Heritage B.C. also gave awards of honour to Eugene and Illona Sawka, Donald Luxton of Donald Luxton Associates, and Ryan Bahris or Extraordinary League Contracting for the Prefontaine Residence, as well as to Suraj Gupta and Merrick Hunter of Chercover Massie & Associates and Donald Luxton of Donald Luxton Associates for 123 Cambie.

Timothy Ankenman of Ankenman Marchand Associates Ltd. and Donald Luxton of Donald Luxton & Associates won recognition in heritage conservation for the Jeff Residence.

Henriquez said such awards validate the effort involved in seeing such projects through, but they also do something else.

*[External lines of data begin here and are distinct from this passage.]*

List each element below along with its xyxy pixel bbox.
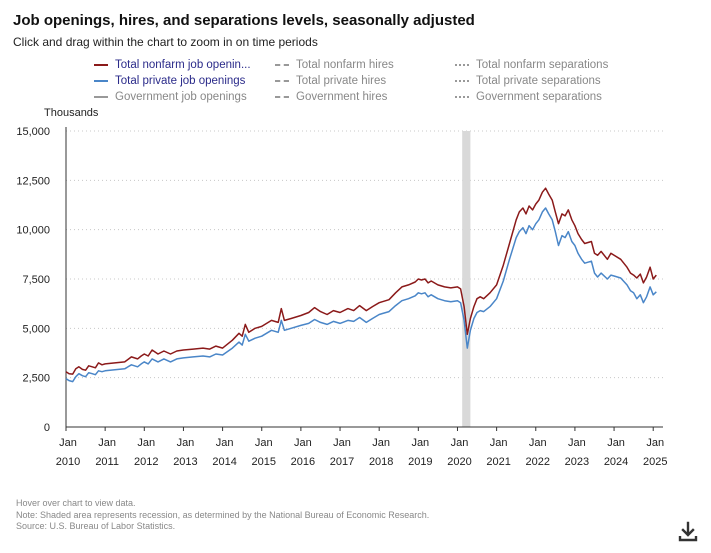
- x-tick-year: 2012: [134, 456, 158, 468]
- legend-swatch: [275, 80, 289, 82]
- x-tick-year: 2025: [643, 456, 667, 468]
- x-tick-month: Jan: [568, 437, 586, 449]
- legend-label: Total nonfarm separations: [476, 59, 609, 71]
- chart-area[interactable]: Thousands 0 2,500 5,000 7,500 10,000 12,500 15…: [0, 100, 711, 480]
- chart-subtitle: Click and drag within the chart to zoom …: [13, 35, 318, 49]
- recession-shading: [462, 131, 471, 427]
- y-tick-label: 7,500: [22, 274, 50, 286]
- source-note: Source: U.S. Bureau of Labor Statistics.: [16, 521, 176, 531]
- legend-swatch: [455, 64, 469, 66]
- y-tick-labels: 0 2,500 5,000 7,500 10,000 12,500 15,000: [16, 126, 50, 434]
- legend-swatch: [94, 64, 108, 66]
- x-tick-month: Jan: [98, 437, 116, 449]
- x-tick-month: Jan: [59, 437, 77, 449]
- x-tick-year: 2022: [526, 456, 550, 468]
- recession-band: [462, 131, 471, 427]
- x-tick-year: 2018: [369, 456, 393, 468]
- x-tick-year: 2019: [408, 456, 432, 468]
- x-tick-labels: Jan 2010 Jan 2011 Jan 2012 Jan 2013 Jan 2014 Jan 20…: [56, 437, 668, 468]
- series-line-total-private[interactable]: [65, 207, 657, 383]
- y-tick-label: 10,000: [16, 225, 50, 237]
- x-tick-month: Jan: [372, 437, 390, 449]
- legend-label: Total private separations: [476, 75, 601, 87]
- legend-swatch: [455, 80, 469, 82]
- legend-swatch: [94, 80, 108, 82]
- legend-swatch: [455, 96, 469, 98]
- y-tick-label: 12,500: [16, 175, 50, 187]
- gridlines: [66, 130, 663, 379]
- axes: [65, 127, 663, 431]
- y-tick-label: 0: [44, 422, 50, 434]
- x-tick-month: Jan: [451, 437, 469, 449]
- y-tick-label: 5,000: [22, 323, 50, 335]
- recession-note: Note: Shaded area represents recession, …: [16, 510, 430, 520]
- x-tick-month: Jan: [177, 437, 195, 449]
- legend-label: Government job openings: [115, 91, 247, 103]
- x-tick-month: Jan: [607, 437, 625, 449]
- x-tick-year: 2014: [212, 456, 236, 468]
- line-chart[interactable]: Thousands 0 2,500 5,000 7,500 10,000 12,500 15…: [0, 100, 711, 480]
- download-icon[interactable]: [677, 521, 699, 543]
- x-tick-year: 2015: [251, 456, 275, 468]
- legend-label: Total private job openings: [115, 75, 246, 87]
- x-tick-year: 2024: [604, 456, 628, 468]
- hover-note: Hover over chart to view data.: [16, 498, 136, 508]
- legend-swatch: [275, 64, 289, 66]
- x-tick-year: 2017: [330, 456, 354, 468]
- legend: Total nonfarm job openin... Total privat…: [94, 57, 654, 107]
- x-tick-year: 2021: [486, 456, 510, 468]
- series-lines[interactable]: [65, 187, 657, 383]
- legend-label: Total nonfarm job openin...: [115, 59, 251, 71]
- x-tick-year: 2010: [56, 456, 80, 468]
- legend-swatch: [94, 96, 108, 98]
- series-line-total-nonfarm[interactable]: [65, 187, 657, 375]
- y-tick-label: 15,000: [16, 126, 50, 138]
- legend-swatch: [275, 96, 289, 98]
- x-tick-month: Jan: [255, 437, 273, 449]
- x-tick-month: Jan: [294, 437, 312, 449]
- x-tick-year: 2016: [291, 456, 315, 468]
- legend-label: Total nonfarm hires: [296, 59, 394, 71]
- x-tick-month: Jan: [216, 437, 234, 449]
- legend-label: Government hires: [296, 91, 388, 103]
- x-tick-month: Jan: [333, 437, 351, 449]
- x-tick-year: 2023: [565, 456, 589, 468]
- x-tick-year: 2013: [173, 456, 197, 468]
- y-tick-label: 2,500: [22, 373, 50, 385]
- chart-title: Job openings, hires, and separations lev…: [13, 12, 475, 29]
- legend-label: Total private hires: [296, 75, 387, 87]
- x-tick-month: Jan: [646, 437, 664, 449]
- x-tick-month: Jan: [411, 437, 429, 449]
- x-tick-month: Jan: [529, 437, 547, 449]
- x-tick-year: 2011: [95, 456, 119, 468]
- x-tick-year: 2020: [447, 456, 471, 468]
- legend-label: Government separations: [476, 91, 602, 103]
- x-tick-month: Jan: [490, 437, 508, 449]
- x-tick-month: Jan: [137, 437, 155, 449]
- y-axis-title: Thousands: [44, 107, 99, 119]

“It’s also a way for the heritage community to really talk about the issues of saving fragments of our story,” he said. “Because we exist on this planet for a very short time, but the story of our existence is left by the books, literature, ideas and physical things that we leave behind. And saving some of them, and choosing which ones to save and cherish, is an important part of the heritage community’s job and this is a way to articulate that story.”